Question

A man of mass $60kg$ jumps from a trolley of mass $20kg$ standing on the smooth surface with absolute velocity $3m/s$. Find the velocity of a trolley and total energy produced by man:
A. ${\text{90m/s}}$, $1.08KJ$
B. ${\text{6m/s}}$, $1.02KJ$
C. ${\text{7m/s}}$, $1.02KJ$
D. ${\text{9m/s}}$, $1.08KJ$

Answer 1

Hint: In this question, we need to determine the velocity of a trolley and total energy produced by man such that the man jumps from the trolley while standing on a smooth surface. For this, we will use the concept of momentum to determine the velocity of the trolley and then, using the relation between the energy, mass and the velocity to find the energy produced by the man.

Formula used:
${M_1}{v_1} + {M_2}{v_2} = 0$ and $E = \dfrac{1}{2}{M_1}v_1^2 + \dfrac{1}{2}{M_2}v_2^2$ where, ${M_1}$ and ${M_2}$ are the mass of the man and the mass of the trolley respectively and ${v_1}$ and ${v_2}$ are the velocity of the man and the trolley respectively.

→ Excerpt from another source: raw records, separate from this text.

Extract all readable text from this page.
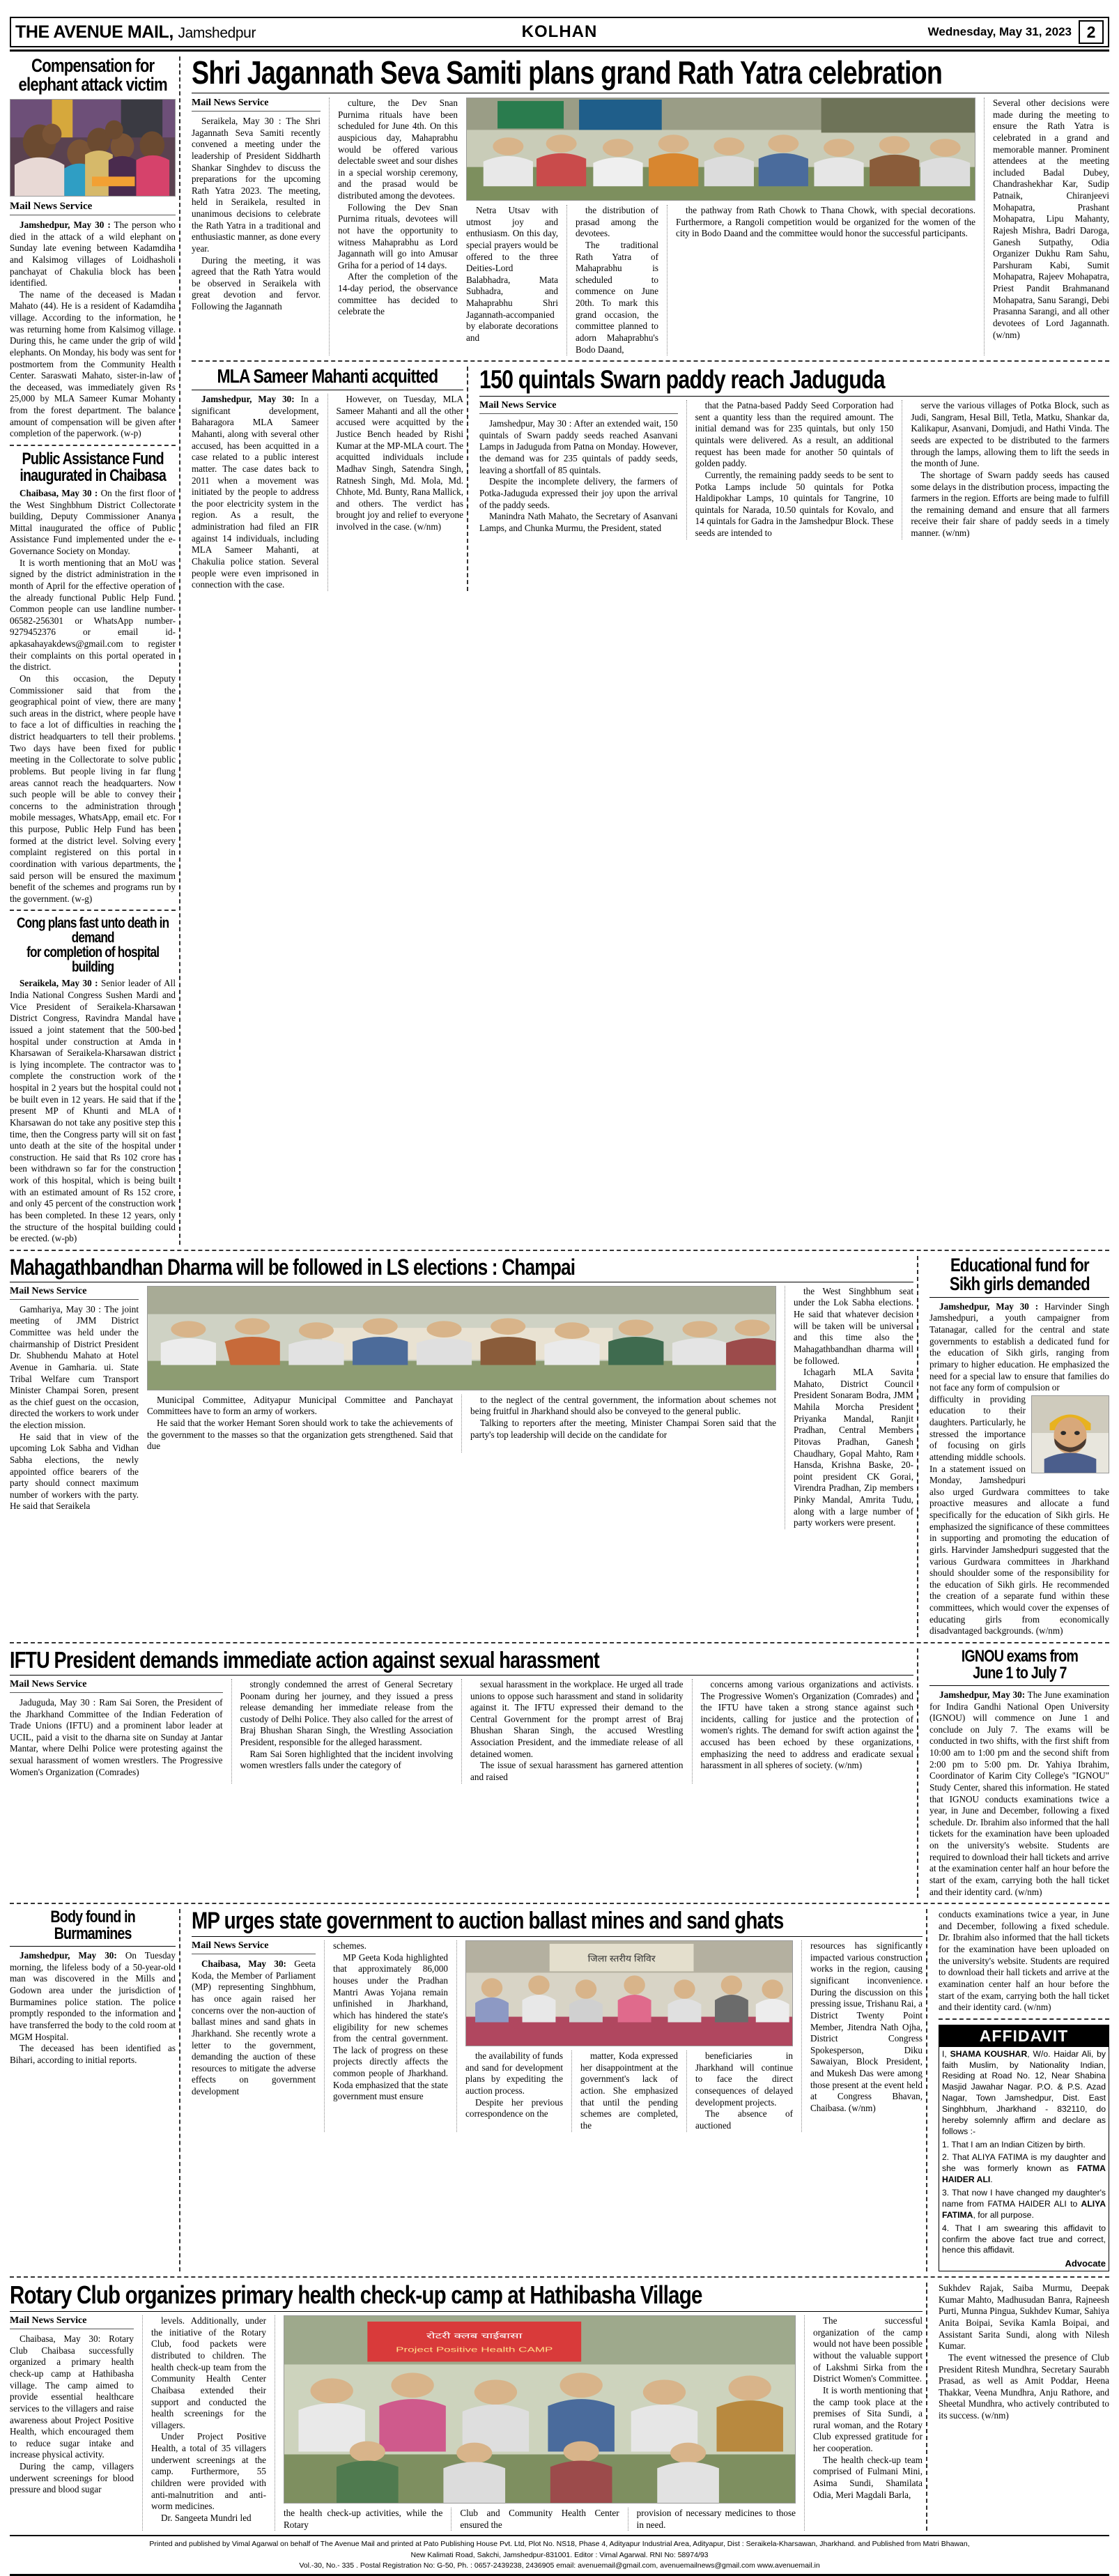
THE AVENUE MAIL, Jamshedpur	KOLHAN	Wednesday, May 31, 2023 2
Compensation for
elephant attack victim
Mail News Service

Jamshedpur, May 30 : The person who died in the attack of a wild elephant on Sunday late evening between Kadamdiha and Kalsimog villages of Loidhasholi panchayat of Chakulia block has been identified.

The name of the deceased is Madan Mahato (44). He is a resident of Kadamdiha village. According to the information, he was returning home from Kalsimog village. During this, he came under the grip of wild elephants. On Monday, his body was sent for postmortem from the Community Health Center. Saraswati Mahato, sister-in-law of the deceased, was immediately given Rs 25,000 by MLA Sameer Kumar Mohanty from the forest department. The balance amount of compensation will be given after completion of the paperwork. (w-p)

Public Assistance Fund
inaugurated in Chaibasa

Chaibasa, May 30 : On the first floor of the West Singhbhum District Collectorate building, Deputy Commissioner Ananya Mittal inaugurated the office of Public Assistance Fund implemented under the e-Governance Society on Monday.

It is worth mentioning that an MoU was signed by the district administration in the month of April for the effective operation of the already functional Public Help Fund. Common people can use landline number- 06582-256301 or WhatsApp number- 9279452376 or email id-apkasahayakdews@gmail.com to register their complaints on this portal operated in the district.

On this occasion, the Deputy Commissioner said that from the geographical point of view, there are many such areas in the district, where people have to face a lot of difficulties in reaching the district headquarters to tell their problems. Two days have been fixed for public meeting in the Collectorate to solve public problems. But people living in far flung areas cannot reach the headquarters. Now such people will be able to convey their concerns to the administration through mobile messages, WhatsApp, email etc. For this purpose, Public Help Fund has been formed at the district level. Solving every complaint registered on this portal in coordination with various departments, the said person will be ensured the maximum benefit of the schemes and programs run by the government. (w-g)

Cong plans fast unto death in demand
for completion of hospital building

Seraikela, May 30 : Senior leader of All India National Congress Sushen Mardi and Vice President of Seraikela-Kharsawan District Congress, Ravindra Mandal have issued a joint statement that the 500-bed hospital under construction at Amda in Kharsawan of Seraikela-Kharsawan district is lying incomplete. The contractor was to complete the construction work of the hospital in 2 years but the hospital could not be built even in 12 years. He said that if the present MP of Khunti and MLA of Kharsawan do not take any positive step this time, then the Congress party will sit on fast unto death at the site of the hospital under construction. He said that Rs 102 crore has been withdrawn so far for the construction work of this hospital, which is being built with an estimated amount of Rs 152 crore, and only 45 percent of the construction work has been completed. In these 12 years, only the structure of the hospital building could be erected. (w-pb)

Shri Jagannath Seva Samiti plans grand Rath Yatra celebration
Mail News Service

Seraikela, May 30 : The Shri Jagannath Seva Samiti recently convened a meeting under the leadership of President Siddharth Shankar Singhdev to discuss the preparations for the upcoming Rath Yatra 2023. The meeting, held in Seraikela, resulted in unanimous decisions to celebrate the Rath Yatra in a traditional and enthusiastic manner, as done every year.

During the meeting, it was agreed that the Rath Yatra would be observed in Seraikela with great devotion and fervor. Following the Jagannath

culture, the Dev Snan Purnima rituals have been scheduled for June 4th. On this auspicious day, Mahaprabhu would be offered various delectable sweet and sour dishes in a special worship ceremony, and the prasad would be distributed among the devotees.

Following the Dev Snan Purnima rituals, devotees will not have the opportunity to witness Mahaprabhu as Lord Jagannath will go into Amusar Griha for a period of 14 days.

After the completion of the 14-day period, the observance committee has decided to celebrate the

Netra Utsav with utmost joy and enthusiasm. On this day, special prayers would be offered to the three Deities-Lord Balabhadra, Mata Subhadra, and Mahaprabhu Shri Jagannath-accompanied by elaborate decorations and

the distribution of prasad among the devotees.

The traditional Rath Yatra of Mahaprabhu is scheduled to commence on June 20th. To mark this grand occasion, the committee planned to adorn Mahaprabhu's Bodo Daand,

the pathway from Rath Chowk to Thana Chowk, with special decorations. Furthermore, a Rangoli competition would be organized for the women of the city in Bodo Daand and the committee would honor the successful participants.

Several other decisions were made during the meeting to ensure the Rath Yatra is celebrated in a grand and memorable manner. Prominent attendees at the meeting included Badal Dubey, Chandrashekhar Kar, Sudip Patnaik, Chiranjeevi Mohapatra, Prashant Mohapatra, Lipu Mahanty, Rajesh Mishra, Badri Daroga, Ganesh Sutpathy, Odia Organizer Dukhu Ram Sahu, Parshuram Kabi, Sumit Mohapatra, Rajeev Mohapatra, Priest Pandit Brahmanand Mohapatra, Sanu Sarangi, Debi Prasanna Sarangi, and all other devotees of Lord Jagannath. (w/nm)

MLA Sameer Mahanti acquitted

Jamshedpur, May 30: In a significant development, Baharagora MLA Sameer Mahanti, along with several other accused, has been acquitted in a case related to a public interest matter. The case dates back to 2011 when a movement was initiated by the people to address the poor electricity system in the region. As a result, the administration had filed an FIR against 14 individuals, including MLA Sameer Mahanti, at Chakulia police station. Several people were even imprisoned in connection with the case.

However, on Tuesday, MLA Sameer Mahanti and all the other accused were acquitted by the Justice Bench headed by Rishi Kumar at the MP-MLA court. The acquitted individuals include Madhav Singh, Satendra Singh, Ratnesh Singh, Md. Mola, Md. Chhote, Md. Bunty, Rana Mallick, and others. The verdict has brought joy and relief to everyone involved in the case. (w/nm)

150 quintals Swarn paddy reach Jaduguda
Mail News Service

Jamshedpur, May 30 : After an extended wait, 150 quintals of Swarn paddy seeds reached Asanvani Lamps in Jaduguda from Patna on Monday. However, the demand was for 235 quintals of paddy seeds, leaving a shortfall of 85 quintals.

Despite the incomplete delivery, the farmers of Potka-Jaduguda expressed their joy upon the arrival of the paddy seeds.

Manindra Nath Mahato, the Secretary of Asanvani Lamps, and Chunka Murmu, the President, stated

that the Patna-based Paddy Seed Corporation had sent a quantity less than the required amount. The initial demand was for 235 quintals, but only 150 quintals were delivered. As a result, an additional request has been made for another 50 quintals of golden paddy.

Currently, the remaining paddy seeds to be sent to Potka Lamps include 50 quintals for Potka Haldipokhar Lamps, 10 quintals for Tangrine, 10 quintals for Narada, 10.50 quintals for Kovalo, and 14 quintals for Gadra in the Jamshedpur Block. These seeds are intended to

serve the various villages of Potka Block, such as Judi, Sangram, Hesal Bill, Tetla, Matku, Shankar da, Kalikapur, Asanvani, Domjudi, and Hathi Vinda. The seeds are expected to be distributed to the farmers through the lamps, allowing them to lift the seeds in the month of June.

The shortage of Swarn paddy seeds has caused some delays in the distribution process, impacting the farmers in the region. Efforts are being made to fulfill the remaining demand and ensure that all farmers receive their fair share of paddy seeds in a timely manner. (w/nm)

Mahagathbandhan Dharma will be followed in LS elections : Champai
Mail News Service

Gamhariya, May 30 : The joint meeting of JMM District Committee was held under the chairmanship of District President Dr. Shubhendu Mahato at Hotel Avenue in Gamharia. ui. State Tribal Welfare cum Transport Minister Champai Soren, present as the chief guest on the occasion, directed the workers to work under the election mission.

He said that in view of the upcoming Lok Sabha and Vidhan Sabha elections, the newly appointed office bearers of the party should connect maximum number of workers with the party. He said that Seraikela

Municipal Committee, Adityapur Municipal Committee and Panchayat Committees have to form an army of workers.

He said that the worker Hemant Soren should work to take the achievements of the government to the masses so that the organization gets strengthened. Said that due

to the neglect of the central government, the information about schemes not being fruitful in Jharkhand should also be conveyed to the general public.

Talking to reporters after the meeting, Minister Champai Soren said that the party's top leadership will decide on the candidate for

the West Singhbhum seat under the Lok Sabha elections. He said that whatever decision will be taken will be universal and this time also the Mahagathbandhan dharma will be followed.

Ichagarh MLA Savita Mahato, District Council President Sonaram Bodra, JMM Mahila Morcha President Priyanka Mandal, Ranjit Pradhan, Central Members Pitovas Pradhan, Ganesh Chaudhary, Gopal Mahto, Ram Hansda, Krishna Baske, 20-point president CK Gorai, Virendra Pradhan, Zip members Pinky Mandal, Amrita Tudu, along with a large number of party workers were present.

Educational fund for
Sikh girls demanded

Jamshedpur, May 30 : Harvinder Singh Jamshedpuri, a youth campaigner from Tatanagar, called for the central and state governments to establish a dedicated fund for the education of Sikh girls, ranging from primary to higher education. He emphasized the need for a special law to ensure that families do not face any form of compulsion or

difficulty in providing education to their daughters. Particularly, he stressed the importance of focusing on girls attending middle schools. In a statement issued on Monday, Jamshedpuri also urged Gurdwara committees to take proactive measures and allocate a fund specifically for the education of Sikh girls. He emphasized the significance of these committees in supporting and promoting the education of girls. Harvinder Jamshedpuri suggested that the various Gurdwara committees in Jharkhand should shoulder some of the responsibility for the education of Sikh girls. He recommended the creation of a separate fund within these committees, which would cover the expenses of educating girls from economically disadvantaged backgrounds. (w/nm)

IFTU President demands immediate action against sexual harassment
Mail News Service

Jaduguda, May 30 : Ram Sai Soren, the President of the Jharkhand Committee of the Indian Federation of Trade Unions (IFTU) and a prominent labor leader at UCIL, paid a visit to the dharna site on Sunday at Jantar Mantar, where Delhi Police were protesting against the sexual harassment of women wrestlers. The Progressive Women's Organization (Comrades)

strongly condemned the arrest of General Secretary Poonam during her journey, and they issued a press release demanding her immediate release from the custody of Delhi Police. They also called for the arrest of Braj Bhushan Sharan Singh, the Wrestling Association President, responsible for the alleged harassment.

Ram Sai Soren highlighted that the incident involving women wrestlers falls under the category of

sexual harassment in the workplace. He urged all trade unions to oppose such harassment and stand in solidarity against it. The IFTU expressed their demand to the Central Government for the prompt arrest of Braj Bhushan Sharan Singh, the accused Wrestling Association President, and the immediate release of all detained women.

The issue of sexual harassment has garnered attention and raised

concerns among various organizations and activists. The Progressive Women's Organization (Comrades) and the IFTU have taken a strong stance against such incidents, calling for justice and the protection of women's rights. The demand for swift action against the accused has been echoed by these organizations, emphasizing the need to address and eradicate sexual harassment in all spheres of society. (w/nm)

IGNOU exams from
June 1 to July 7

Jamshedpur, May 30: The June examination for Indira Gandhi National Open University (IGNOU) will commence on June 1 and conclude on July 7. The exams will be conducted in two shifts, with the first shift from 10:00 am to 1:00 pm and the second shift from 2:00 pm to 5:00 pm. Dr. Yahiya Ibrahim, Coordinator of Karim City College's "IGNOU" Study Center, shared this information. He stated that IGNOU conducts examinations twice a year, in June and December, following a fixed schedule. Dr. Ibrahim also informed that the hall tickets for the examination have been uploaded on the university's website. Students are required to download their hall tickets and arrive at the examination center half an hour before the start of the exam, carrying both the hall ticket and their identity card. (w/nm)

Body found in
Burmamines

Jamshedpur, May 30: On Tuesday morning, the lifeless body of a 50-year-old man was discovered in the Mills and Godown area under the jurisdiction of Burmamines police station. The police promptly responded to the information and have transferred the body to the cold room at MGM Hospital.

The deceased has been identified as Bihari, according to initial reports.

MP urges state government to auction ballast mines and sand ghats
Mail News Service

Chaibasa, May 30: Geeta Koda, the Member of Parliament (MP) representing Singhbhum, has once again raised her concerns over the non-auction of ballast mines and sand ghats in Jharkhand. She recently wrote a letter to the government, demanding the auction of these resources to mitigate the adverse effects on government development

schemes.

MP Geeta Koda highlighted that approximately 86,000 houses under the Pradhan Mantri Awas Yojana remain unfinished in Jharkhand, which has hindered the state's eligibility for new schemes from the central government. The lack of progress on these projects directly affects the common people of Jharkhand. Koda emphasized that the state government must ensure

जिला स्तरीय शिविर

the availability of funds and sand for development plans by expediting the auction process.

Despite her previous correspondence on the

matter, Koda expressed her disappointment at the government's lack of action. She emphasized that until the pending schemes are completed, the

beneficiaries in Jharkhand will continue to face the direct consequences of delayed development projects.

The absence of auctioned

resources has significantly impacted various construction works in the region, causing significant inconvenience. During the discussion on this pressing issue, Trishanu Rai, a District Twenty Point Member, Jitendra Nath Ojha, District Congress Spokesperson, Diku Sawaiyan, Block President, and Mukesh Das were among those present at the event held at Congress Bhavan, Chaibasa. (w/nm)

conducts examinations twice a year, in June and December, following a fixed schedule. Dr. Ibrahim also informed that the hall tickets for the examination have been uploaded on the university's website. Students are required to download their hall tickets and arrive at the examination center half an hour before the start of the exam, carrying both the hall ticket and their identity card. (w/nm)

AFFIDAVIT
I, SHAMA KOUSHAR, W/o. Haidar Ali, by faith Muslim, by Nationality Indian, Residing at Road No. 12, Near Shabina Masjid Jawahar Nagar. P.O. & P.S. Azad Nagar, Town Jamshedpur, Dist. East Singhbhum, Jharkhand - 832110, do hereby solemnly affirm and declare as follows :-
1. That I am an Indian Citizen by birth.
2. That ALIYA FATIMA is my daughter and she was formerly known as FATMA HAIDER ALI.
3. That now I have changed my daughter's name from FATMA HAIDER ALI to ALIYA FATIMA, for all purpose.
4. That I am swearing this affidavit to confirm the above fact true and correct, hence this affidavit.
Advocate
Rotary Club organizes primary health check-up camp at Hathibasha Village
Mail News Service

Chaibasa, May 30: Rotary Club Chaibasa successfully organized a primary health check-up camp at Hathibasha village. The camp aimed to provide essential healthcare services to the villagers and raise awareness about Project Positive Health, which encouraged them to reduce sugar intake and increase physical activity.

During the camp, villagers underwent screenings for blood pressure and blood sugar

levels. Additionally, under the initiative of the Rotary Club, food packets were distributed to children. The health check-up team from the Community Health Center Chaibasa extended their support and conducted the health screenings for the villagers.

Under Project Positive Health, a total of 35 villagers underwent screenings at the camp. Furthermore, 55 children were provided with anti-malnutrition and anti-worm medicines.

Dr. Sangeeta Mundri led

रोटरी क्लब चाईबासा
Project Positive Health CAMP

the health check-up activities, while the Rotary

Club and Community Health Center ensured the

provision of necessary medicines to those in need.

The successful organization of the camp would not have been possible without the valuable support of Lakshmi Sirka from the District Women's Committee.

It is worth mentioning that the camp took place at the premises of Sita Sundi, a rural woman, and the Rotary Club expressed gratitude for her cooperation.

The health check-up team comprised of Fulmani Mini, Asima Sundi, Shamilata Odia, Meri Magdali Barla,

Sukhdev Rajak, Saiba Murmu, Deepak Kumar Mahto, Madhusudan Banra, Rajneesh Purti, Munna Pingua, Sukhdev Kumar, Sahiya Anita Boipai, Sevika Kamla Boipai, and Assistant Sarita Sundi, along with Nilesh Kumar.

The event witnessed the presence of Club President Ritesh Mundhra, Secretary Saurabh Prasad, as well as Amit Poddar, Heena Thakkar, Veena Mundhra, Anju Rathore, and Sheetal Mundhra, who actively contributed to its success. (w/nm)

Printed and published by Vimal Agarwal on behalf of The Avenue Mail and printed at Pato Publishing House Pvt. Ltd, Plot No. NS18, Phase 4, Adityapur Industrial Area, Adityapur, Dist : Seraikela-Kharsawan, Jharkhand. and Published from Matri Bhawan,
New Kalimati Road, Sakchi, Jamshedpur-831001. Editor : Vimal Agarwal. RNI No: 58974/93
Vol.-30, No.- 335 . Postal Registration No: G-50, Ph. : 0657-2439238, 2436905 email: avenuemail@gmail.com, avenuemailnews@gmail.com www.avenuemail.in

Complete step by step answer:
We have been given the information that a man of mass $60kg$ jumps from a trolley.
The mass of the trolley is $20kg$ and is present on a smooth surface.
The man jumps with an absolute velocity of ${\text{3m/s}}$.
Now, we need to find the velocity of the trolley. Also, we have to find the total energy produced by the man.
Let ${M_1}$ and ${M_2}$ be the mass of the man and the mass of the trolley respectively.
Therefore, we now have that ${M_1} = 60kg$ and ${M_2} = 20kg$.
We already have the velocity of the man ${v_1} = {\text{3m/s}}$.
Therefore by using the formula ${M_1}{v_1} + {M_2}{v_2} = 0$, let us find the velocity of the trolley.
The velocity of the trolley can be given as
$
  {M_1}{v_1} + {M_2}{v_2} = 0 \\
  60 \times 3 + 20 \times {v_2} = 0 \\
  {v_2} = - 9{\text{m/s}} \\
 $
The negative sign indicates that the trolley was moving in the opposite direction. Hence, the velocity of the trolley is ${\text{9m/s}}$.
Now, we have to find the energy produced by the man. This can be done by using the formula $E = \dfrac{1}{2}{M_1}v_1^2 + \dfrac{1}{2}{M_2}v_2^2$.
\[
  E = \dfrac{1}{2}{M_1}v_1^2 + \dfrac{1}{2}{M_2}v_2^2 \\
   = \dfrac{1}{2} \times 60 \times {3^2} + \dfrac{1}{2} \times 20 \times {9^2} \\
   = 1.08KJ \\
 \]
Hence, the energy produced by the man is $1.08KJ$.
Therefore, we can conclude that the velocity of a trolley and total energy produced by man is ${\text{9m/s}}$ and $1.08KJ$ respectively.

So, the correct answer is “Option D”.

Note:
Whenever, two bodies are involved in terms of collision or touching then, always there will be a role of momentum. Students must know the formulas used in this solution. Then only they can answer the question. The most important formula used in this solution is $E = \dfrac{1}{2}{M_1}v_1^2 + \dfrac{1}{2}{M_2}v_2^2$ which gives the relation between the two bodies involving different masses and velocities.